Nei nove anni di durata dell'esperienza, sono stati
ospitati tredici minori affidati dall'«Aide sociale à l'enfance», uno degli
enti che in Francia si occupano dell'infanzia in difficoltà. Sei di loro vivono
ancora oggi con i Cartry.
Nell'introduzione, A. Canevaro ricorda che «gli studi sull'ospitalismo, cioè sulla vita
dei bambini negli ospizi e negli orfanatrofi, hanno dimostrato come la vita di
un bambino non sia garantita dal pasto, dal tetto e dal letto: questi sono
necessari ma non sufficienti ad assicurare una crescita autentica».
Prima di accogliere i bambini a casa sua con i suoi
figli, Cartry lavorava in un istituto, che, nonostante tutta la buona volontà
dei dirigenti e la preparazione professionale degli operatori, non era in grado
di dare una risposta valida ai minori con carenze relazionali e quindi «alla ricerca di un oggetto unica, stabile,
a cui far riferimento e in cui trovare sicurezza». Infatti la sua organizzazione
era solo in grado di proporre «quattro,
cinque, a volte sei educatori, il cui intervento è rigorosamente delineato da
orari prestabiliti».
Dopo aver esplicitato le ragioni della scelta sua e
di sua moglie di operare come «famiglia terapeutica» in alternativa alla
prosecuzione del loro lavoro come educatori in un istituto (anche se
radicalmente ristrutturato), l'Autore tratta ampiamente le caratteristiche
della carenza affettiva.
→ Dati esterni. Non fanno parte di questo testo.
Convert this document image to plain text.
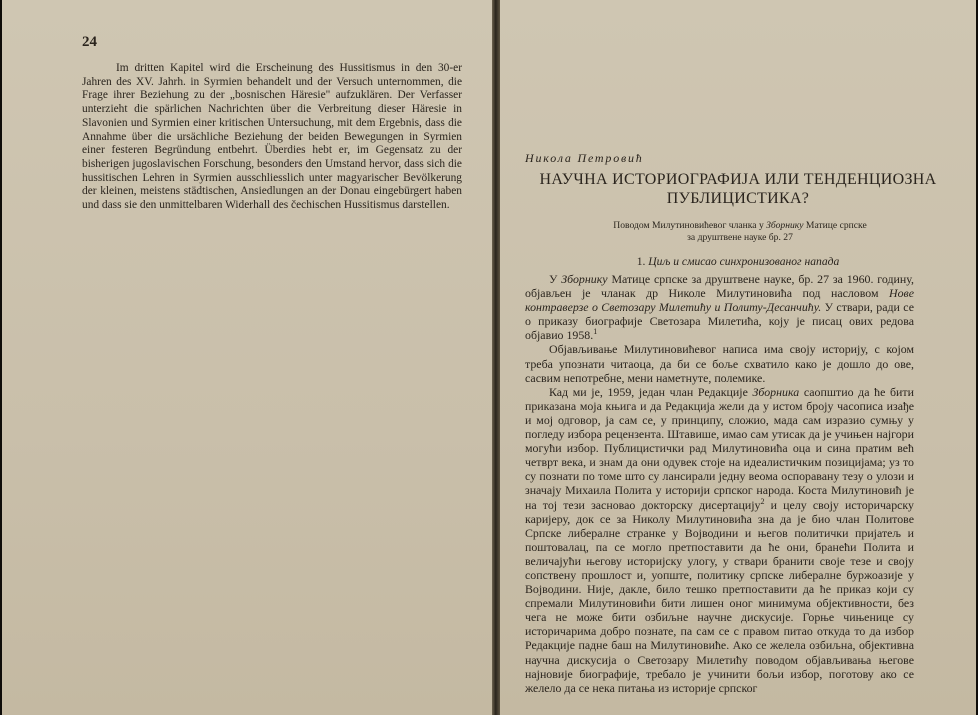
24

Im dritten Kapitel wird die Erscheinung des Hussitismus in den 30-er Jahren des XV. Jahrh. in Syrmien behandelt und der Versuch unternommen, die Frage ihrer Beziehung zu der „bosnischen Häresie" aufzuklären. Der Verfasser unterzieht die spärlichen Nachrichten über die Verbreitung dieser Häresie in Slavonien und Syrmien einer kritischen Untersuchung, mit dem Ergebnis, dass die Annahme über die ursächliche Beziehung der beiden Bewegungen in Syrmien einer festeren Begründung entbehrt. Überdies hebt er, im Gegensatz zu der bisherigen jugoslavischen Forschung, besonders den Umstand hervor, dass sich die hussitischen Lehren in Syrmien ausschliesslich unter magyarischer Bevölkerung der kleinen, meistens städtischen, Ansiedlungen an der Donau eingebürgert haben und dass sie den unmittelbaren Widerhall des čechischen Hussitismus darstellen.

Никола Петровић
НАУЧНА ИСТОРИОГРАФИЈА ИЛИ ТЕНДЕНЦИОЗНА
ПУБЛИЦИСТИКА?
Поводом Милутиновићевог чланка у Зборнику Матице српске
за друштвене науке бр. 27
1. Циљ и смисао синхронизованог напада

У Зборнику Матице српске за друштвене науке, бр. 27 за 1960. годину, објављен је чланак др Николе Милутиновића под насловом Нове контраверзе о Светозару Милетићу и Политу-Десанчићу. У ствари, ради се о приказу биографије Светозара Милетића, коју је писац ових редова објавио 1958.$^1$

Објављивање Милутиновићевог написа има своју историју, с којом треба упознати читаоца, да би се боље схватило како је дошло до ове, сасвим непотребне, мени наметнуте, полемике.

Кад ми је, 1959, један члан Редакције Зборника саопштио да ће бити приказана моја књига и да Редакција жели да у истом броју часописа изађе и мој одговор, ја сам се, у принципу, сложио, мада сам изразио сумњу у погледу избора рецензента. Штавише, имао сам утисак да је учињен најгори могући избор. Публицистички рад Милутиновића оца и сина пратим већ четврт века, и знам да они одувек стоје на идеалистичким позицијама; уз то су познати по томе што су лансирали једну веома оспоравану тезу о улози и значају Михаила Полита у историји српског народа. Коста Милутиновић је на тој тези засновао докторску дисертацију$^2$ и целу своју историчарску каријеру, док се за Николу Милутиновића зна да је био члан Политове Српске либералне странке у Војводини и његов политички пријатељ и поштовалац, па се могло претпоставити да ће они, бранећи Полита и величајући његову историјску улогу, у ствари бранити своје тезе и своју сопствену прошлост и, уопште, политику српске либералне буржоазије у Војводини. Није, дакле, било тешко претпоставити да ће приказ који су спремали Милутиновићи бити лишен оног минимума објективности, без чега не може бити озбиљне научне дискусије. Горње чињенице су историчарима добро познате, па сам се с правом питао откуда то да избор Редакције падне баш на Милутиновиће. Ако се желела озбиљна, објективна научна дискусија о Светозару Милетићу поводом објављивања његове најновије биографије, требало је учинити бољи избор, поготову ако се желело да се нека питања из историје српског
Delinea quindi i fondamenti teorici della pratica
quotidiana sia in relazione ai rapporti interni che a quelli con il contesto
sociale.
Il libro, tuttavia, non è una semplice testimonianza,
ma è un tentativo - a nostro avviso pienamente riuscito - di analisi e di
riflessione teorica sui principi e sulle modalità di intervento nei confronti
dei minori che hanno duramente, e spesso troppo lungamente, sofferto di carenze
affettive.
AUGUSTO
PALMONARI (a cura di), Gli handicappati
mentali e il lavoro - Inserimento, risultati, resistenze, Giuffrè Editore,
Milano, 1987, pp. 149, L. 12.000.
Il libro contiene i testi delle relazioni presentate
al convegno «L'inserimento al lavoro degli handicappati mentali: mito e realtà»
realizzato a Bologna nei giorni 4-5 marzo 1985.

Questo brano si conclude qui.